Clinical studies Roccuzzo et al. examined 106 implants (53 SLA, 53 control TPS) in 27 patients and found no implant loss after five years’ follow-up (100% success rate).46 No significant differences were seen in the basic periodontal indices (bleeding on probing, probing pocket depth, bone loss) between the two surfaces,46 indicating superior biocompatibility. Van Velzen et al. evaluated the ten-year survival of 374 SLA-modified dental implants in 177 patients with special attention to peri-implantitis. The success rate was 99.7% at the implant level and 99.4% at the patient level, with 7% prevalence of symptoms specific to peri-implantitis.40 In the clinical study of Strietzel et al., the survival of 283 immediately loaded screw-type Alpha-Bio Tec SLA implants was assessed.47 It was found that,  regardless of the time of insertion (immediate or delayed), the general survival of these rough-surfaced implants was 98.2% at follow-up after a median of 2.5 years.
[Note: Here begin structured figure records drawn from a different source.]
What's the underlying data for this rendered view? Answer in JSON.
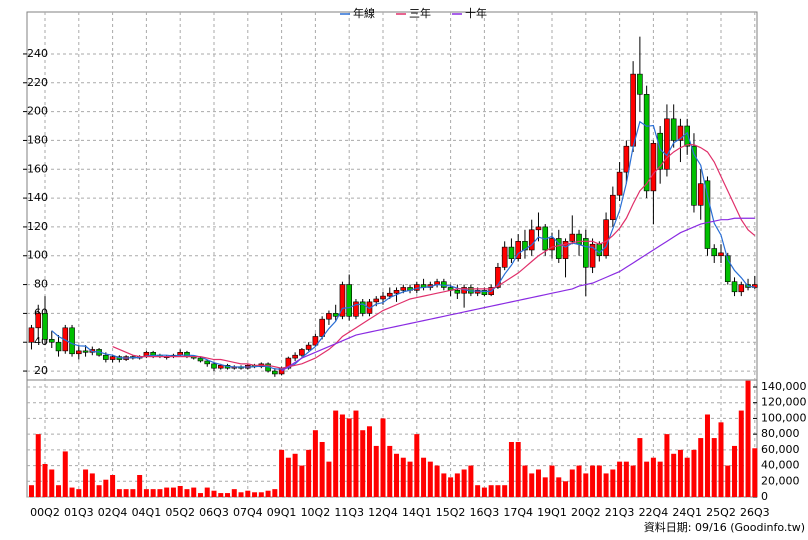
{
  "chart_data": [
    {
      "type": "candlestick",
      "legend": "top",
      "grid": true,
      "up_color": "#ff0000",
      "down_color": "#00c000",
      "note": "資料日期: 09/16 (Goodinfo.tw)",
      "ylim": [
        13.8,
        269.1
      ],
      "yticks": [
        20,
        40,
        60,
        80,
        100,
        120,
        140,
        160,
        180,
        200,
        220,
        240
      ],
      "open": [
        40,
        50,
        60,
        42,
        40,
        34,
        50,
        32,
        34,
        33,
        35,
        31,
        28,
        30,
        28,
        30,
        29,
        30,
        33,
        31,
        30,
        30,
        31,
        33,
        30,
        29,
        27,
        25,
        22,
        24,
        22,
        23,
        22,
        24,
        23,
        25,
        20,
        18,
        22,
        29,
        31,
        35,
        38,
        44,
        56,
        60,
        58,
        80,
        58,
        68,
        60,
        68,
        70,
        72,
        74,
        76,
        78,
        76,
        80,
        78,
        80,
        82,
        78,
        76,
        74,
        78,
        74,
        76,
        73,
        78,
        92,
        106,
        98,
        110,
        104,
        118,
        120,
        104,
        112,
        98,
        110,
        115,
        112,
        92,
        108,
        100,
        125,
        142,
        158,
        176,
        226,
        212,
        145,
        185,
        160,
        195,
        180,
        190,
        176,
        135,
        152,
        105,
        100,
        100,
        82,
        75,
        80,
        78
      ],
      "high": [
        52,
        66,
        72,
        48,
        45,
        52,
        52,
        38,
        38,
        37,
        36,
        33,
        31,
        31,
        31,
        31,
        31,
        34,
        34,
        32,
        31,
        32,
        35,
        34,
        31,
        30,
        28,
        26,
        25,
        25,
        24,
        24,
        25,
        25,
        26,
        26,
        22,
        23,
        30,
        33,
        36,
        40,
        46,
        58,
        62,
        66,
        82,
        87,
        70,
        70,
        70,
        72,
        75,
        78,
        78,
        80,
        80,
        82,
        84,
        82,
        84,
        84,
        80,
        80,
        80,
        80,
        78,
        78,
        80,
        95,
        110,
        112,
        115,
        118,
        125,
        130,
        122,
        116,
        118,
        112,
        128,
        118,
        118,
        112,
        110,
        130,
        148,
        165,
        180,
        235,
        252,
        218,
        180,
        190,
        205,
        205,
        195,
        195,
        185,
        160,
        155,
        108,
        108,
        102,
        85,
        82,
        84,
        86
      ],
      "low": [
        35,
        42,
        38,
        36,
        30,
        32,
        30,
        28,
        30,
        31,
        30,
        26,
        26,
        26,
        27,
        28,
        28,
        29,
        29,
        29,
        28,
        29,
        30,
        29,
        28,
        26,
        23,
        20,
        21,
        21,
        21,
        21,
        21,
        22,
        22,
        19,
        16,
        17,
        21,
        27,
        30,
        34,
        37,
        42,
        52,
        55,
        56,
        55,
        56,
        58,
        58,
        65,
        66,
        70,
        68,
        74,
        74,
        74,
        76,
        76,
        78,
        76,
        72,
        70,
        64,
        72,
        72,
        72,
        72,
        77,
        90,
        95,
        96,
        98,
        100,
        110,
        100,
        98,
        95,
        85,
        108,
        100,
        72,
        88,
        96,
        98,
        120,
        138,
        150,
        172,
        200,
        140,
        122,
        150,
        155,
        175,
        165,
        170,
        130,
        125,
        100,
        95,
        95,
        80,
        72,
        72,
        76,
        77
      ],
      "close": [
        50,
        60,
        42,
        40,
        34,
        50,
        32,
        34,
        33,
        35,
        31,
        28,
        30,
        28,
        30,
        29,
        30,
        33,
        31,
        30,
        30,
        31,
        33,
        30,
        29,
        27,
        25,
        22,
        24,
        22,
        23,
        22,
        24,
        23,
        25,
        20,
        18,
        22,
        29,
        31,
        35,
        38,
        44,
        56,
        60,
        58,
        80,
        58,
        68,
        60,
        68,
        70,
        72,
        74,
        76,
        78,
        76,
        80,
        78,
        80,
        82,
        78,
        76,
        74,
        78,
        74,
        76,
        73,
        78,
        92,
        106,
        98,
        110,
        104,
        118,
        120,
        104,
        112,
        98,
        110,
        115,
        108,
        92,
        108,
        100,
        125,
        142,
        158,
        176,
        226,
        212,
        145,
        178,
        160,
        195,
        180,
        190,
        176,
        135,
        150,
        105,
        100,
        102,
        82,
        75,
        80,
        78,
        80
      ],
      "series": [
        {
          "name": "年線",
          "color": "#2a6fd6",
          "values": [
            null,
            null,
            null,
            48,
            44,
            41.5,
            39,
            37.5,
            37.3,
            33.5,
            33.3,
            31.8,
            31,
            29.3,
            29,
            29.3,
            29.3,
            30.5,
            30.8,
            31,
            31,
            30.5,
            31,
            31,
            30.8,
            29.8,
            27.8,
            25.8,
            24.5,
            23.3,
            22.8,
            22.8,
            22.8,
            23,
            23.5,
            23,
            21.5,
            21.3,
            22.3,
            25,
            29.3,
            33.3,
            37,
            43.3,
            49.5,
            54.5,
            63.5,
            64,
            66,
            66.5,
            63.5,
            66.5,
            67.5,
            71,
            73,
            75,
            76,
            77.5,
            78,
            78.5,
            80,
            79.5,
            79,
            77.5,
            76.5,
            75.5,
            75.5,
            75.3,
            75.3,
            79.8,
            87.3,
            93.5,
            101.5,
            104.5,
            107.5,
            113,
            111.5,
            113.5,
            108.5,
            106,
            108.8,
            107.8,
            106.3,
            105.8,
            102,
            106.3,
            118.8,
            131.3,
            150.3,
            175.5,
            193,
            189.8,
            190.3,
            173.8,
            169.5,
            178.3,
            181.3,
            185.3,
            170.3,
            162.8,
            141.5,
            122.5,
            114.3,
            97.3,
            89.8,
            84.8,
            78.8,
            78.3
          ]
        },
        {
          "name": "三年",
          "color": "#e0306a",
          "values": [
            null,
            null,
            null,
            null,
            null,
            null,
            null,
            null,
            null,
            null,
            null,
            null,
            37,
            35,
            33,
            31,
            30,
            30,
            30,
            30,
            30,
            30,
            30,
            30,
            30,
            30,
            29,
            28,
            28,
            27,
            26,
            25,
            25,
            24,
            24,
            24,
            23,
            22,
            23,
            24,
            25,
            27,
            29,
            32,
            35,
            39,
            44,
            47,
            50,
            53,
            56,
            59,
            62,
            64,
            66,
            68,
            70,
            71,
            72,
            73,
            74,
            75,
            76,
            77,
            77,
            77,
            77,
            77,
            77,
            79,
            82,
            85,
            88,
            92,
            96,
            100,
            103,
            106,
            107,
            108,
            109,
            110,
            110,
            110,
            108,
            110,
            114,
            119,
            126,
            136,
            145,
            150,
            157,
            162,
            168,
            172,
            175,
            177,
            177,
            175,
            172,
            165,
            155,
            145,
            135,
            125,
            118,
            114
          ]
        },
        {
          "name": "十年",
          "color": "#8a2be2",
          "values": [
            null,
            null,
            null,
            null,
            null,
            null,
            null,
            null,
            null,
            null,
            null,
            null,
            null,
            null,
            null,
            null,
            null,
            null,
            null,
            null,
            null,
            null,
            null,
            null,
            null,
            null,
            null,
            null,
            null,
            null,
            null,
            null,
            null,
            null,
            null,
            null,
            null,
            20,
            23,
            26,
            29,
            31,
            33,
            35,
            37,
            39,
            41,
            43,
            45,
            46,
            47,
            48,
            49,
            50,
            51,
            52,
            53,
            54,
            55,
            56,
            57,
            58,
            59,
            60,
            61,
            62,
            63,
            64,
            65,
            66,
            67,
            68,
            69,
            70,
            71,
            72,
            73,
            74,
            75,
            76,
            77,
            79,
            80,
            81,
            83,
            85,
            87,
            89,
            92,
            95,
            98,
            101,
            104,
            107,
            110,
            113,
            116,
            118,
            120,
            122,
            123,
            124,
            125,
            125,
            126,
            126,
            126,
            126
          ]
        }
      ]
    },
    {
      "type": "bar",
      "color": "#ff0000",
      "grid": true,
      "categories": [
        null,
        null,
        "00Q2",
        null,
        null,
        null,
        null,
        "01Q3",
        null,
        null,
        null,
        null,
        "02Q4",
        null,
        null,
        null,
        null,
        "04Q1",
        null,
        null,
        null,
        null,
        "05Q2",
        null,
        null,
        null,
        null,
        "06Q3",
        null,
        null,
        null,
        null,
        "07Q4",
        null,
        null,
        null,
        null,
        "09Q1",
        null,
        null,
        null,
        null,
        "10Q2",
        null,
        null,
        null,
        null,
        "11Q3",
        null,
        null,
        null,
        null,
        "12Q4",
        null,
        null,
        null,
        null,
        "14Q1",
        null,
        null,
        null,
        null,
        "15Q2",
        null,
        null,
        null,
        null,
        "16Q3",
        null,
        null,
        null,
        null,
        "17Q4",
        null,
        null,
        null,
        null,
        "19Q1",
        null,
        null,
        null,
        null,
        "20Q2",
        null,
        null,
        null,
        null,
        "21Q3",
        null,
        null,
        null,
        null,
        "22Q4",
        null,
        null,
        null,
        null,
        "24Q1",
        null,
        null,
        null,
        null,
        "25Q2",
        null,
        null,
        null,
        null,
        "26Q3"
      ],
      "values": [
        15000,
        80000,
        42000,
        35000,
        15000,
        58000,
        12000,
        10000,
        35000,
        30000,
        15000,
        22000,
        28000,
        10000,
        10000,
        10000,
        28000,
        10000,
        10000,
        10000,
        12000,
        12000,
        14000,
        10000,
        12000,
        5000,
        12000,
        8000,
        5000,
        5000,
        10000,
        6000,
        8000,
        6000,
        6000,
        8000,
        10000,
        60000,
        50000,
        55000,
        40000,
        60000,
        85000,
        70000,
        45000,
        110000,
        105000,
        100000,
        110000,
        85000,
        90000,
        65000,
        100000,
        65000,
        55000,
        50000,
        45000,
        80000,
        50000,
        45000,
        40000,
        30000,
        25000,
        30000,
        35000,
        40000,
        15000,
        12000,
        15000,
        15000,
        15000,
        70000,
        70000,
        40000,
        30000,
        35000,
        25000,
        40000,
        25000,
        20000,
        35000,
        40000,
        30000,
        40000,
        40000,
        30000,
        35000,
        45000,
        45000,
        40000,
        75000,
        45000,
        50000,
        45000,
        80000,
        55000,
        60000,
        50000,
        60000,
        75000,
        105000,
        75000,
        95000,
        40000,
        65000,
        110000,
        148000,
        62000
      ],
      "ylim": [
        0,
        148900
      ],
      "yticks": [
        0,
        {
          "value": 20000,
          "label": "20,000"
        },
        {
          "value": 40000,
          "label": "40,000"
        },
        {
          "value": 60000,
          "label": "60,000"
        },
        {
          "value": 80000,
          "label": "80,000"
        },
        {
          "value": 100000,
          "label": "100,000"
        },
        {
          "value": 120000,
          "label": "120,000"
        },
        {
          "value": 140000,
          "label": "140,000"
        }
      ]
    }
  ]
}
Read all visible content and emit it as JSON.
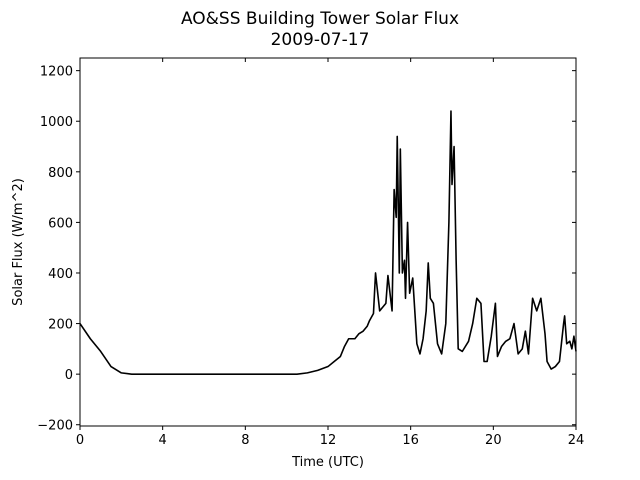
{
  "chart_data": {
    "type": "line",
    "title": "AO&SS Building Tower Solar Flux",
    "subtitle": "2009-07-17",
    "xlabel": "Time (UTC)",
    "ylabel": "Solar Flux (W/m^2)",
    "xlim": [
      0,
      24
    ],
    "xticks": [
      0,
      4,
      8,
      12,
      16,
      20,
      24
    ],
    "ylim": [
      -205,
      1250
    ],
    "yticks": [
      {
        "value": -200,
        "label": "−200"
      },
      0,
      200,
      400,
      600,
      800,
      1000,
      1200
    ],
    "grid": false,
    "series": [
      {
        "color": "#000000",
        "x": [
          0,
          0.5,
          1,
          1.5,
          2,
          2.5,
          4,
          6,
          8,
          10,
          10.5,
          11,
          11.5,
          12,
          12.3,
          12.6,
          12.8,
          13,
          13.3,
          13.5,
          13.7,
          13.9,
          14,
          14.2,
          14.3,
          14.5,
          14.8,
          14.9,
          15.1,
          15.2,
          15.3,
          15.35,
          15.45,
          15.5,
          15.6,
          15.7,
          15.75,
          15.85,
          15.95,
          16.1,
          16.3,
          16.45,
          16.6,
          16.75,
          16.85,
          16.95,
          17.1,
          17.3,
          17.5,
          17.7,
          17.85,
          17.95,
          18.0,
          18.1,
          18.2,
          18.3,
          18.5,
          18.8,
          19.0,
          19.2,
          19.4,
          19.55,
          19.7,
          19.9,
          20.1,
          20.2,
          20.4,
          20.6,
          20.8,
          21.0,
          21.2,
          21.4,
          21.55,
          21.7,
          21.9,
          22.1,
          22.3,
          22.5,
          22.6,
          22.8,
          23.0,
          23.2,
          23.4,
          23.45,
          23.55,
          23.7,
          23.8,
          23.9,
          24
        ],
        "values": [
          200,
          140,
          90,
          30,
          5,
          0,
          0,
          0,
          0,
          0,
          0,
          5,
          15,
          30,
          50,
          70,
          110,
          140,
          140,
          160,
          170,
          190,
          210,
          240,
          400,
          250,
          280,
          390,
          250,
          730,
          620,
          940,
          400,
          890,
          400,
          450,
          300,
          600,
          320,
          380,
          120,
          80,
          140,
          250,
          440,
          300,
          280,
          120,
          80,
          200,
          600,
          1040,
          750,
          900,
          450,
          100,
          90,
          130,
          200,
          300,
          280,
          50,
          50,
          150,
          280,
          70,
          110,
          130,
          140,
          200,
          80,
          100,
          170,
          80,
          300,
          250,
          300,
          160,
          50,
          20,
          30,
          50,
          200,
          230,
          120,
          130,
          100,
          150,
          90
        ]
      }
    ]
  }
}
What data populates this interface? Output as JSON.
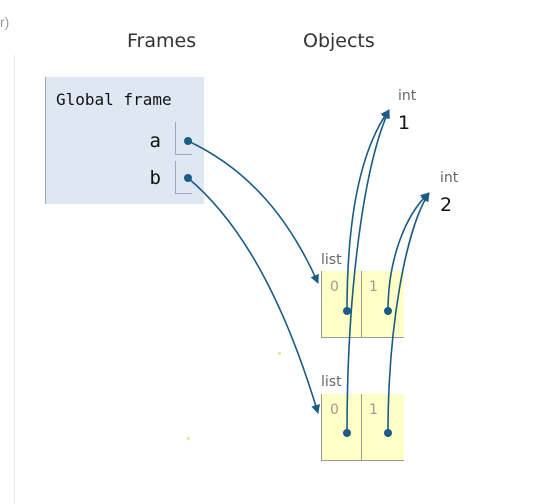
{
  "corner_text": "r)",
  "headings": {
    "frames": "Frames",
    "objects": "Objects"
  },
  "frame": {
    "title": "Global frame",
    "variables": [
      {
        "name": "a"
      },
      {
        "name": "b"
      }
    ]
  },
  "objects": {
    "int1": {
      "type": "int",
      "value": "1"
    },
    "int2": {
      "type": "int",
      "value": "2"
    },
    "list1": {
      "type": "list",
      "indices": [
        "0",
        "1"
      ]
    },
    "list2": {
      "type": "list",
      "indices": [
        "0",
        "1"
      ]
    }
  },
  "colors": {
    "arrow": "#1a5c86",
    "frame_bg": "#dfe7f3",
    "list_bg": "#ffffc6"
  }
}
Artzi et al. reported high success rates with immediately loaded, fixed provisional prostheses supported by root form or spiral-shaped Alpha-Bio Tec implants.51 Of the 676 implants, only 21 (3.1%) were removed owing to failed osseointegration. The effect of three different implant macrostructure designs on marginal bone loss was compared by Ormianer et al.52 They investigated 1,361 implants and found the survival rate to be 96.3%. In their study, one-piece V-thread design implants were associated with the least bone loss and the highest survival rate, probably owing to the absence of micro-gaps between the implant and the abutment. Finally, Kohen et al. reported high implant survival (95.6%) and minimal bone loss (2.03mm) in a sample of 1,688 implants, 75% of which were manufactured by Alpha-Bio Tec.53 These success rates suggest that the biocompatibility of SLA implants is superior (Tab. 2)

 

Conclusion The excellent biocompatibility and physicochemical properties of Ti dental implants position Ti as the gold standard in implant dentistry. While the safety and success of Grade 4 Ti is well documented, Grade 5 offers better physical properties and similarly outstanding biocompatibility and survival. As for the various surface modifications, SLA appears to combine the advantages of the physical and chemical methods successfully, making it a favourable alternative. High levels of osseointegration and favourable long-term survival of SLA dental implants were confirmed by several in vitro and clinical studies. Based on the current literature, we can conclude that Grade 5 Ti with SLA-modified surfaces assures the best dental implantation outcomes. Hypersensitivity or allergic reactions to Ti or other alloy ingredients are extremely rare but still occur, necessitating that the implant dentist be aware of this possibility and pay special attention to the patient’s history.